“Tião, for God’s sake, I can’t take it anymore. It’s too big, it’s too thick, you’re going to tear me in half.”
“Tião, for God’s sake, I can’t take it anymore. It’s too big, it’s too thick, you’re going to tear me in half.”
Maria Rosa’s scream cut through the funereal silence of the early morning, a silence heavy with despair that made the pantry walls vibrate.
“Yes, you can handle it, Rosa. Stop being so dramatic, you knew very well what you were getting yourself into.”
Tião’s voice emerged like a low thunderclap, firm and without a hint of hesitation.
“You spent months circling me, teasing me with those looks and that attitude of yours, like you own the world. Now that the moment has arrived, you will face the consequences until the end.”
“I beg you, Tião, to stop. I feel like it doesn’t fit. It hurts just to touch it. Please try somewhere else. Or wait, let me get the butter from the kitchen. We use it to make it easier to slide without hurting so much.”
“There’s no butter, there’s nowhere else to go, and there’s no waiting,” retorted the giant.
And the sound of something heavy hitting the wooden shelf echoed down the hallway.
“You wanted to play with fire, now you’re going to feel the heat. I’m not going to make it easy for you at all. You’re going to have to endure this right here and now to learn not to mess with what you don’t understand.”
The grandfather clock in the main room had just struck 2 a.m. when Siná Cícera Alencar woke up.
The manor house of the Alvorada farm, usually a bastion of authority and absolute silence, seemed to breathe differently that night. The air was heavy, dense, as if a storm were about to break on the clay roof. Cícera, a woman whose strictness was known throughout the backlands, sat up in bed with her heart racing.
At first she thought it was a nightmare, but the moans coming from the back wing were too real to ignore.
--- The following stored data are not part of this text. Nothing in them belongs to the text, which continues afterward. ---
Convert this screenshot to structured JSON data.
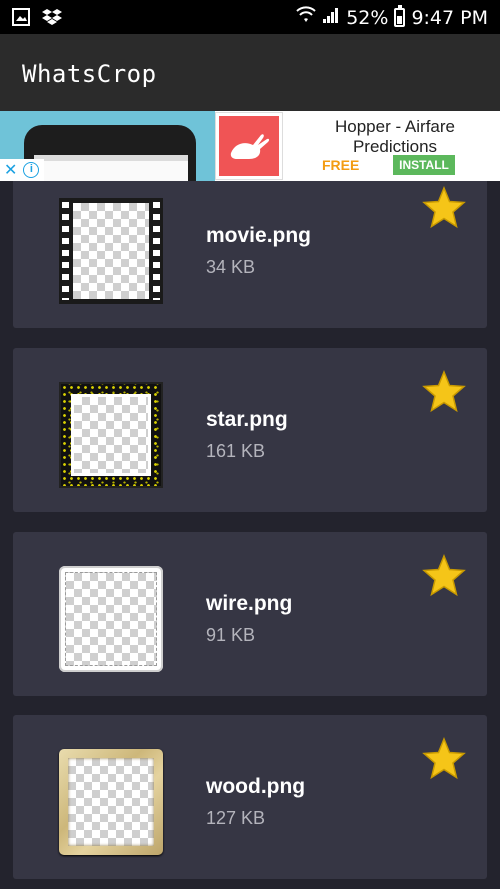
{
  "status_bar": {
    "icons": [
      "image-icon",
      "dropbox-icon",
      "wifi-icon",
      "signal-icon",
      "battery-icon"
    ],
    "battery": "52%",
    "time": "9:47 PM"
  },
  "app_bar": {
    "title": "WhatsCrop"
  },
  "ad": {
    "title": "Hopper - Airfare Predictions",
    "price": "FREE",
    "install_label": "INSTALL",
    "close_icon": "close-icon",
    "info_icon": "info-icon",
    "app_icon": "rabbit-icon",
    "colors": {
      "price": "#f39c12",
      "install": "#5cb85c",
      "app_icon_bg": "#f05455"
    }
  },
  "files": [
    {
      "name": "movie.png",
      "size": "34 KB",
      "frame": "film-strip"
    },
    {
      "name": "star.png",
      "size": "161 KB",
      "frame": "glitter"
    },
    {
      "name": "wire.png",
      "size": "91 KB",
      "frame": "wire"
    },
    {
      "name": "wood.png",
      "size": "127 KB",
      "frame": "wood"
    }
  ],
  "colors": {
    "background": "#23232d",
    "card": "#363644",
    "app_bar": "#2b2b2b",
    "star": "#f5c518"
  }
}
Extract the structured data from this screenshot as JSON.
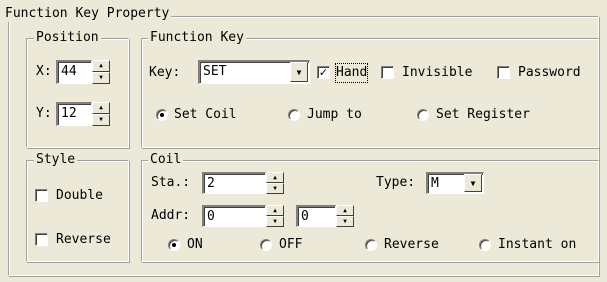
{
  "title": "Function Key Property",
  "position": {
    "legend": "Position",
    "x_label": "X:",
    "x_value": "44",
    "y_label": "Y:",
    "y_value": "12"
  },
  "function_key": {
    "legend": "Function Key",
    "key_label": "Key:",
    "key_value": "SET",
    "hand_label": "Hand",
    "hand_checked": true,
    "invisible_label": "Invisible",
    "password_label": "Password",
    "radios": [
      {
        "label": "Set Coil",
        "selected": true
      },
      {
        "label": "Jump to",
        "selected": false
      },
      {
        "label": "Set Register",
        "selected": false
      }
    ]
  },
  "style": {
    "legend": "Style",
    "double_label": "Double",
    "reverse_label": "Reverse"
  },
  "coil": {
    "legend": "Coil",
    "sta_label": "Sta.:",
    "sta_value": "2",
    "type_label": "Type:",
    "type_value": "M",
    "addr_label": "Addr:",
    "addr_value1": "0",
    "addr_value2": "0",
    "radios": [
      {
        "label": "ON",
        "selected": true
      },
      {
        "label": "OFF",
        "selected": false
      },
      {
        "label": "Reverse",
        "selected": false
      },
      {
        "label": "Instant on",
        "selected": false
      }
    ]
  }
}
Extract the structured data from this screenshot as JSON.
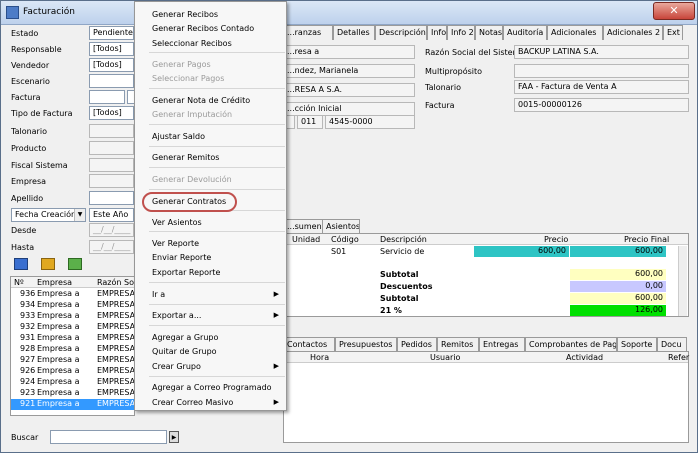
{
  "window": {
    "title": "Facturación"
  },
  "form": {
    "estado_label": "Estado",
    "estado_value": "Pendiente",
    "responsable_label": "Responsable",
    "responsable_value": "[Todos]",
    "vendedor_label": "Vendedor",
    "vendedor_value": "[Todos]",
    "escenario_label": "Escenario",
    "factura_label": "Factura",
    "tipo_label": "Tipo de Factura",
    "tipo_value": "[Todos]",
    "talonario_label": "Talonario",
    "producto_label": "Producto",
    "fiscal_label": "Fiscal Sistema",
    "empresa_label": "Empresa",
    "apellido_label": "Apellido",
    "fecha_combo": "Fecha Creación",
    "fecha_period": "Este Año",
    "desde_label": "Desde",
    "desde_value": "__/__/____",
    "hasta_label": "Hasta",
    "hasta_value": "__/__/____",
    "buscar_label": "Buscar"
  },
  "list": {
    "headers": [
      "Nº",
      "Empresa",
      "Razón So"
    ],
    "rows": [
      {
        "num": "936",
        "empresa": "Empresa a",
        "razon": "EMPRESA"
      },
      {
        "num": "934",
        "empresa": "Empresa a",
        "razon": "EMPRESA"
      },
      {
        "num": "933",
        "empresa": "Empresa a",
        "razon": "EMPRESA"
      },
      {
        "num": "932",
        "empresa": "Empresa a",
        "razon": "EMPRESA"
      },
      {
        "num": "931",
        "empresa": "Empresa a",
        "razon": "EMPRESA"
      },
      {
        "num": "928",
        "empresa": "Empresa a",
        "razon": "EMPRESA"
      },
      {
        "num": "927",
        "empresa": "Empresa a",
        "razon": "EMPRESA"
      },
      {
        "num": "926",
        "empresa": "Empresa a",
        "razon": "EMPRESA"
      },
      {
        "num": "924",
        "empresa": "Empresa a",
        "razon": "EMPRESA"
      },
      {
        "num": "923",
        "empresa": "Empresa a",
        "razon": "EMPRESA"
      },
      {
        "num": "921",
        "empresa": "Empresa a",
        "razon": "EMPRESA"
      }
    ]
  },
  "menu": {
    "items": [
      "Generar Recibos",
      "Generar Recibos Contado",
      "Seleccionar Recibos",
      "Generar Pagos",
      "Seleccionar Pagos",
      "Generar Nota de Crédito",
      "Generar Imputación",
      "Ajustar Saldo",
      "Generar Remitos",
      "Generar Devolución",
      "Generar Contratos",
      "Ver Asientos",
      "Ver Reporte",
      "Enviar Reporte",
      "Exportar Reporte",
      "Ir a",
      "Exportar a...",
      "Agregar a Grupo",
      "Quitar de Grupo",
      "Crear Grupo",
      "Agregar a Correo Programado",
      "Crear Correo Masivo"
    ]
  },
  "tabs": {
    "items": [
      "...ranzas",
      "Detalles",
      "Descripción",
      "Info",
      "Info 2",
      "Notas",
      "Auditoría",
      "Adicionales",
      "Adicionales 2",
      "Ext"
    ]
  },
  "detail": {
    "empresa_frag": "...resa a",
    "contacto_frag": "...ndez, Marianela",
    "razon_frag": "...RESA A S.A.",
    "ubic_frag": "...cción Inicial",
    "num1": "011",
    "num2": "4545-0000",
    "razon_sistema_label": "Razón Social del Sistema",
    "razon_sistema_value": "BACKUP LATINA S.A.",
    "multiproposito_label": "Multipropósito",
    "talonario_label": "Talonario",
    "talonario_value": "FAA - Factura de Venta A",
    "factura_label": "Factura",
    "factura_value": "0015-00000126"
  },
  "items_tabs": [
    "...sumen",
    "Asientos"
  ],
  "items_grid": {
    "headers": [
      "Unidad",
      "Código",
      "Descripción",
      "Precio",
      "Precio Final"
    ],
    "row": {
      "codigo": "S01",
      "descripcion": "Servicio de",
      "precio": "600,00",
      "final": "600,00"
    },
    "totals": [
      {
        "label": "Subtotal",
        "value": "600,00"
      },
      {
        "label": "Descuentos",
        "value": "0,00"
      },
      {
        "label": "Subtotal",
        "value": "600,00"
      },
      {
        "label": "21 %",
        "value": "126,00"
      }
    ]
  },
  "bottom_tabs": [
    "Contactos",
    "Presupuestos",
    "Pedidos",
    "Remitos",
    "Entregas",
    "Comprobantes de Pago",
    "Soporte",
    "Docu"
  ],
  "bottom_grid": {
    "headers": [
      "Hora",
      "Usuario",
      "Actividad",
      "Refer"
    ]
  },
  "colors": {
    "highlight": "#c0504d",
    "selection": "#3399ff",
    "teal": "#2ec4c4",
    "yellow": "#ffffc0",
    "lavender": "#c8c8ff",
    "green": "#00e000"
  }
}
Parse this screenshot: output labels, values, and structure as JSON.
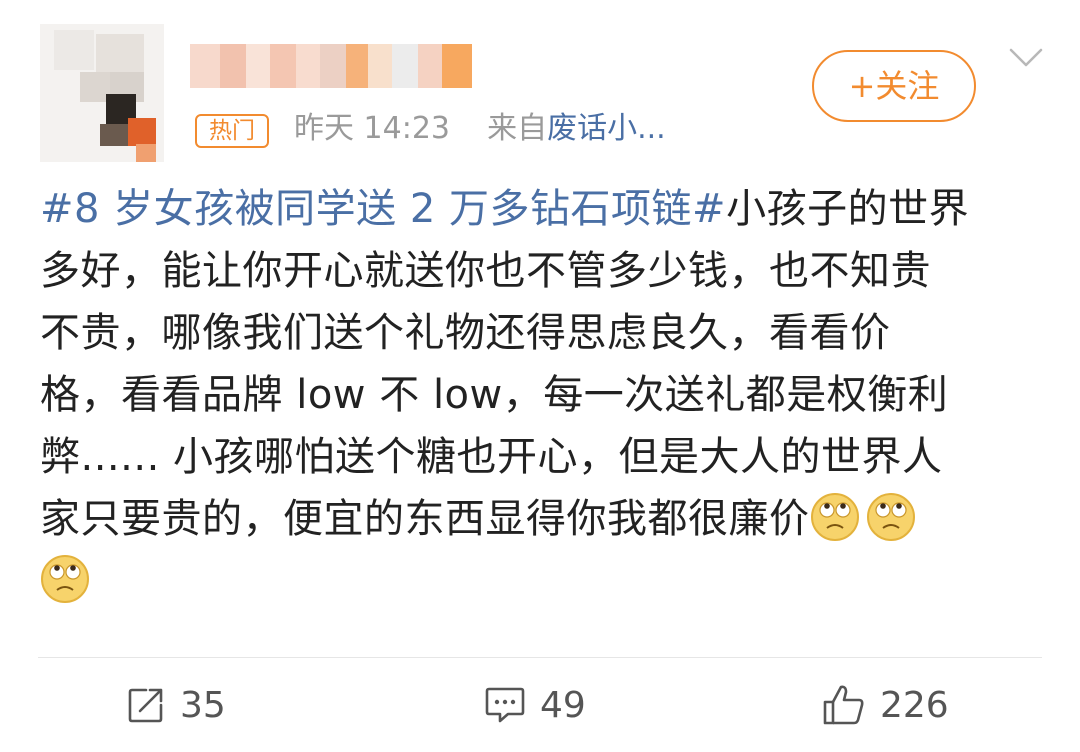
{
  "header": {
    "hot_badge": "热门",
    "time": "昨天 14:23",
    "source_prefix": "来自",
    "source_name": "废话小...",
    "follow_label": "+关注"
  },
  "post": {
    "topic": "#8 岁女孩被同学送 2 万多钻石项链#",
    "text_lines": [
      "小孩子的世界",
      "多好，能让你开心就送你也不管多少钱，也不知贵",
      "不贵，哪像我们送个礼物还得思虑良久，看看价",
      "格，看看品牌 low 不 low，每一次送礼都是权衡利",
      "弊...... 小孩哪怕送个糖也开心，但是大人的世界人",
      "家只要贵的，便宜的东西显得你我都很廉价"
    ],
    "emojis": [
      "eye-roll-emoji",
      "eye-roll-emoji",
      "eye-roll-emoji"
    ]
  },
  "actions": {
    "share_count": "35",
    "comment_count": "49",
    "like_count": "226"
  },
  "colors": {
    "accent_orange": "#f28b2f",
    "link_blue": "#4a6fa5",
    "text": "#222222",
    "meta_gray": "#9a9a9a"
  },
  "icons": {
    "share": "share-icon",
    "comment": "comment-icon",
    "like": "like-icon",
    "more": "chevron-down-icon"
  }
}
It was the cries of her daughter Maria Rosa, the little flower of the Alencar family, who had just turned 18 and was the pride of the lineage. Without lighting any candles, driven by a maternal instinct mixed with a dark premonition, the matriarch wrapped herself in her silk robe and walked barefoot across the cold floor.
Each step was a torture of anticipation. Upon reaching the kitchen, the direction of the sounds became clear: the pantry. What Cícera heard through the heavy wooden door challenged all the morality she had constructed. The daughter’s pleas and the authoritative voice of Tião, the largest slave on the property, a man nearly 2 meters tall and of legendary strength, created a scene of horror and lust in Siná’s mind.
Cold sweat trickled down Cícera’s neck as she gripped the doorknob. The world she knew was about to crumble, and what her eyes would see when she opened that door would change her life and the history of that farm forever.